They provide a fabled boost to romance – and feature in comic twists in Harry Potter and Shakespeare’s A Midsummer Night’s Dream. Now experts say real love potions could be available within three to five years.
Drugs which spark romance may include the ‘cuddle hormone’ oxytocin while low-dose ecstasy could help couples fall back in love.
A form of anti-depressant may be given to lovers who have been dumped.
Anthropologist Dr Anna Machin, of Oxford University, said certain drugs can replicate the effect on the brain of falling in love and so-called ‘love drugs’ will be available within five years
Anthropologist Dr Anna Machin, of Oxford University, said certain drugs can replicate the effect on the brain of falling in love.
She told Cheltenham Science Festival: ‘There are lots of ethical questions… but love drugs are certainly on the horizon.’
She added: ‘We know enough now about the neurochemistry of love to probably suggest some things you could take to enhance your abilities to find love – or to increase the possibility that you will stay in love when it’s getting a little bit tricky.
‘And certainly one of the frontiers of love research commercially – can you imagine how much money you make? – is in exploring these possible love drugs.’
Potions are featured in Harry Potter and the Half-Blood Prince – where they make Ron Weasley fall madly in love – and A Midsummer Night’s Dream. Titania, Queen of the Fairies, is given an aphrodisiac with hilarious results.

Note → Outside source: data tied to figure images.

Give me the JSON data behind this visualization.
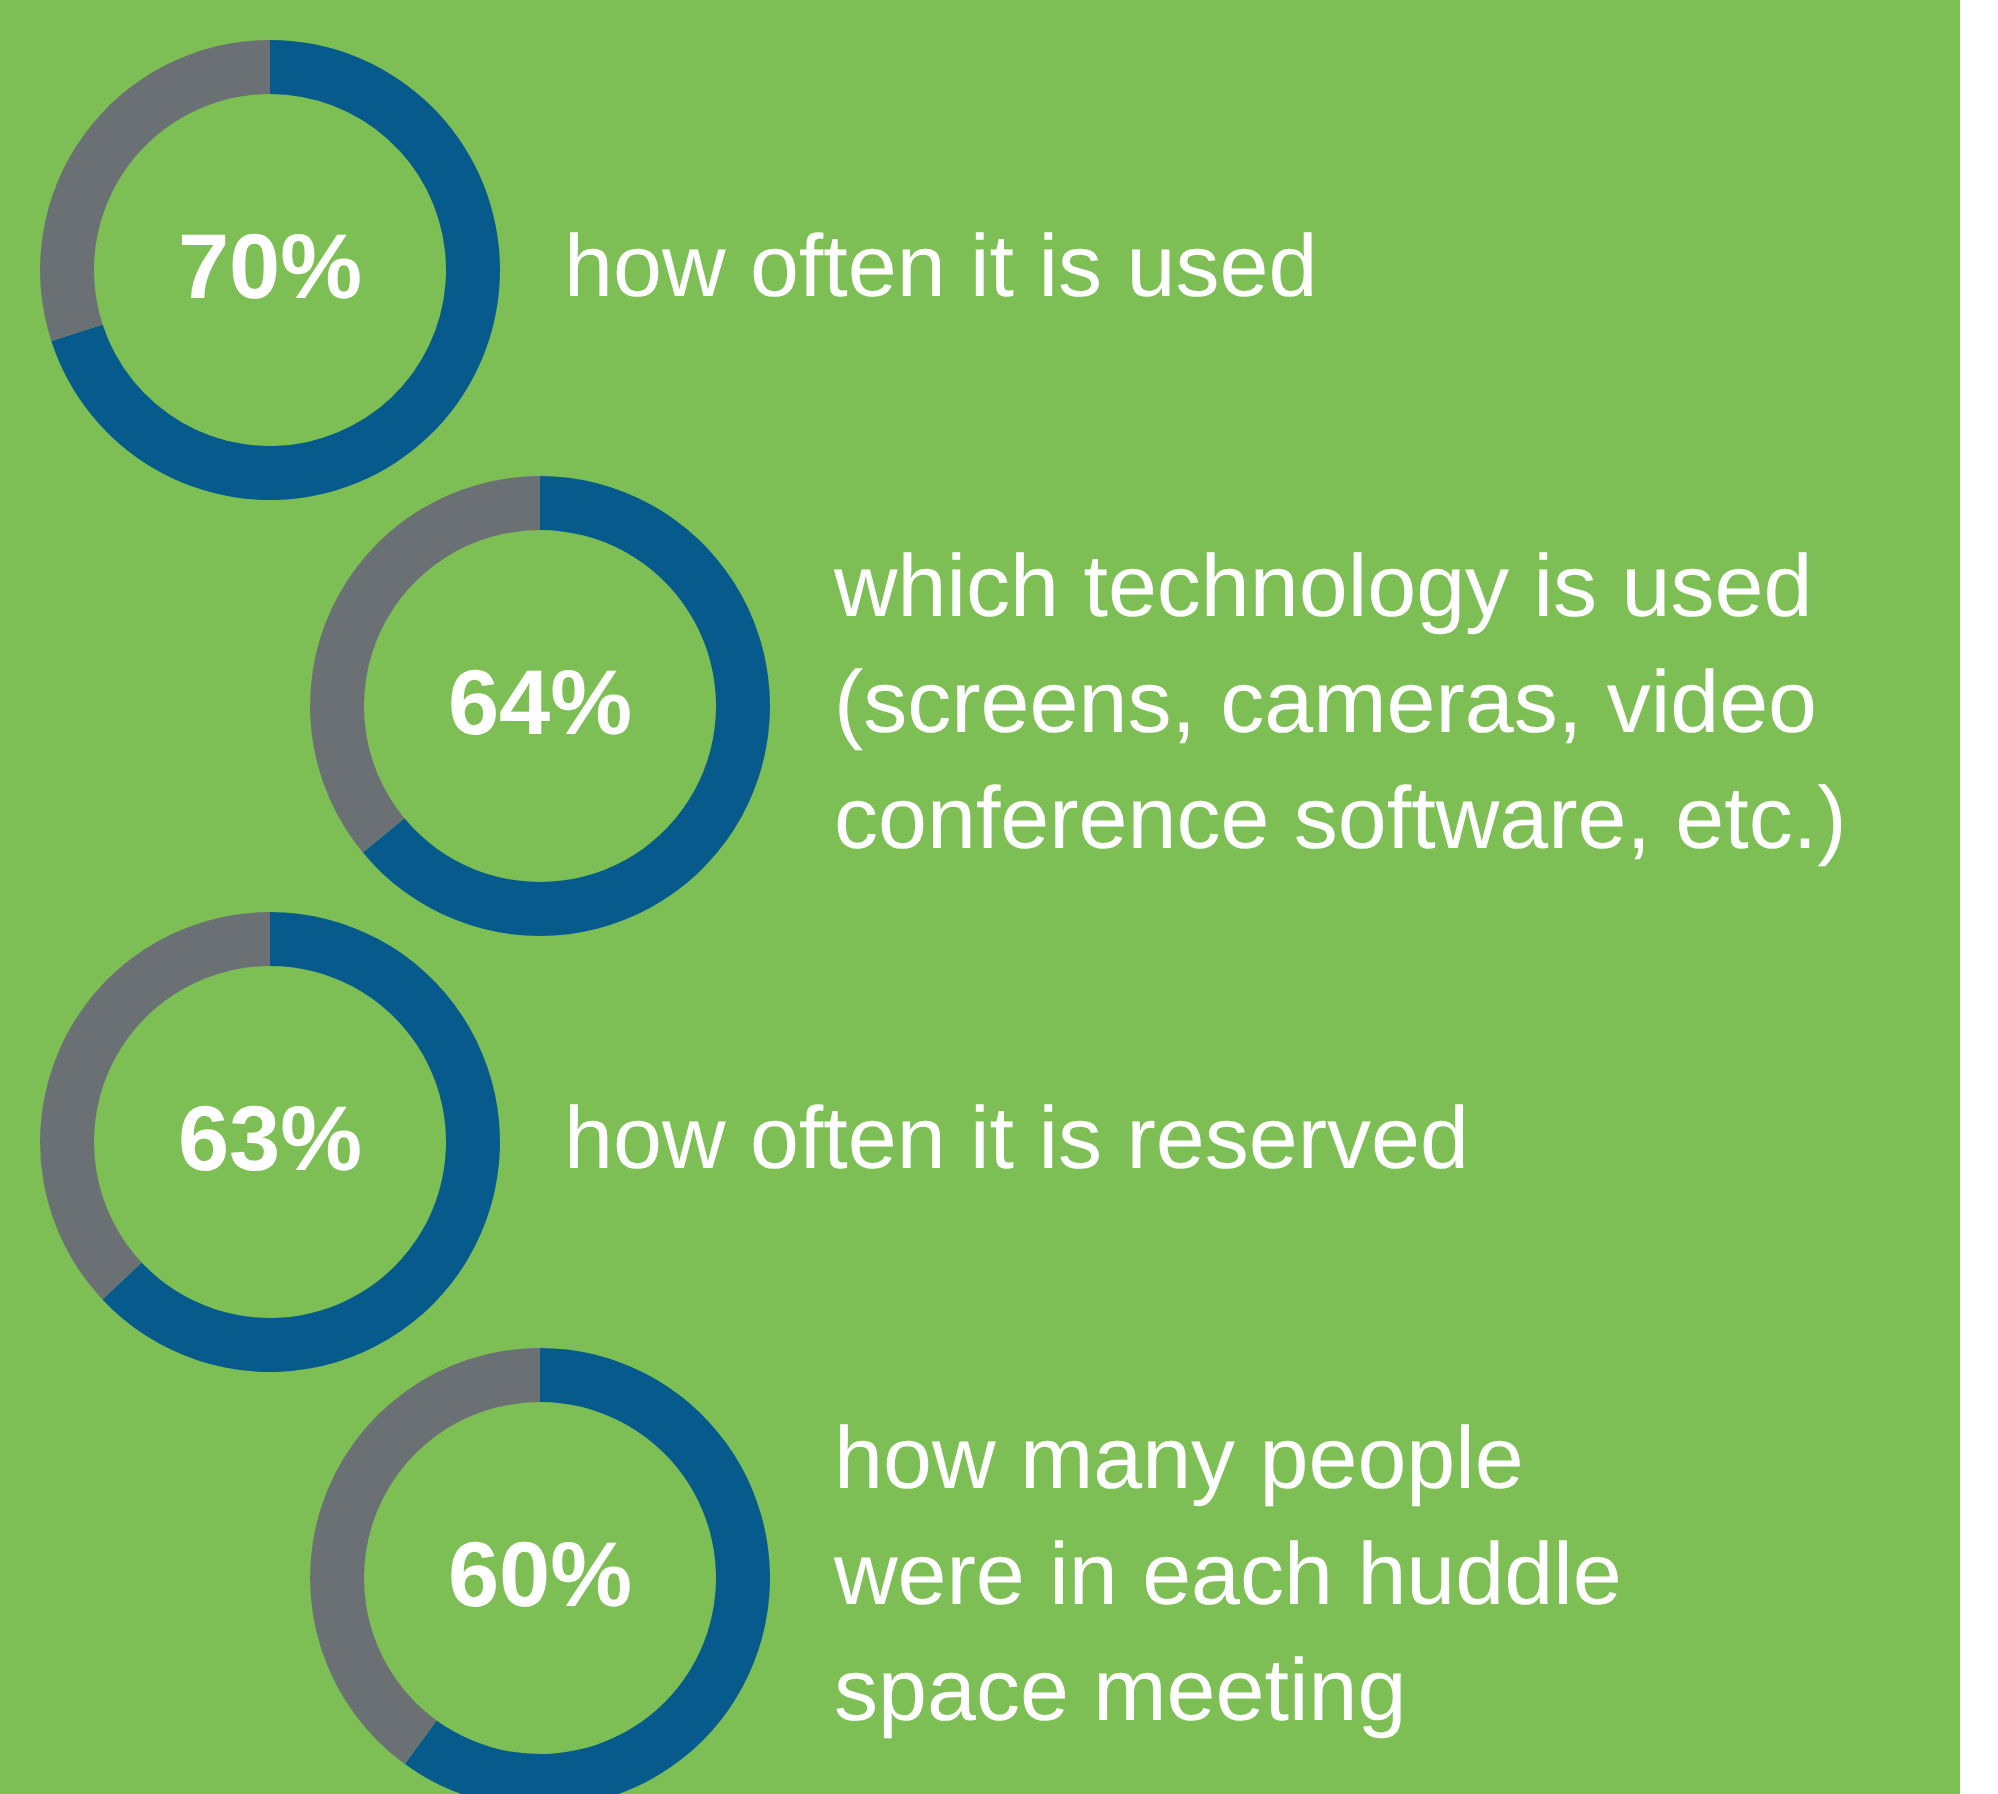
{
  "chart_data": [
    {
      "type": "donut",
      "title": "how often it is used",
      "categories": [
        null,
        null
      ],
      "values": [
        70,
        30
      ],
      "colors": [
        "#075b8c",
        "#6b7075"
      ],
      "value_labels": [
        "70%",
        null
      ]
    },
    {
      "type": "donut",
      "title": "which technology is used\n(screens, cameras, video\nconference software, etc.)",
      "categories": [
        null,
        null
      ],
      "values": [
        64,
        36
      ],
      "colors": [
        "#075b8c",
        "#6b7075"
      ],
      "value_labels": [
        "64%",
        null
      ]
    },
    {
      "type": "donut",
      "title": "how often it is reserved",
      "categories": [
        null,
        null
      ],
      "values": [
        63,
        37
      ],
      "colors": [
        "#075b8c",
        "#6b7075"
      ],
      "value_labels": [
        "63%",
        null
      ]
    },
    {
      "type": "donut",
      "title": "how many people\nwere in each huddle\nspace meeting",
      "categories": [
        null,
        null
      ],
      "values": [
        60,
        40
      ],
      "colors": [
        "#075b8c",
        "#6b7075"
      ],
      "value_labels": [
        "60%",
        null
      ]
    }
  ]
}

They were even the subject of a huge hit by The Searchers in 1964 – Love Potion No.9. Speaking after the talk, Dr Machin said: ‘Love drugs used in couples’ therapy could be available within three to five years.
Experts say there are more ethical questions surrounding the use of MDMA so it could take longer for that substance to be rolled out as a type of ‘love drug’, it has been suggested
‘Oxytocin could be available within a decade for people to squirt up their nose before they go out on a Saturday night – at the same time as a glass of prosecco.’
She added: ‘There are more ethical questions surrounding MDMA [ecstasy] so that is likely to take longer.’
Levels of oxytocin increase in the human body during hugging. Dr Machin, who has written a book called Why We Love, said: ‘It could help people become more confident when dating and help them fall in love.’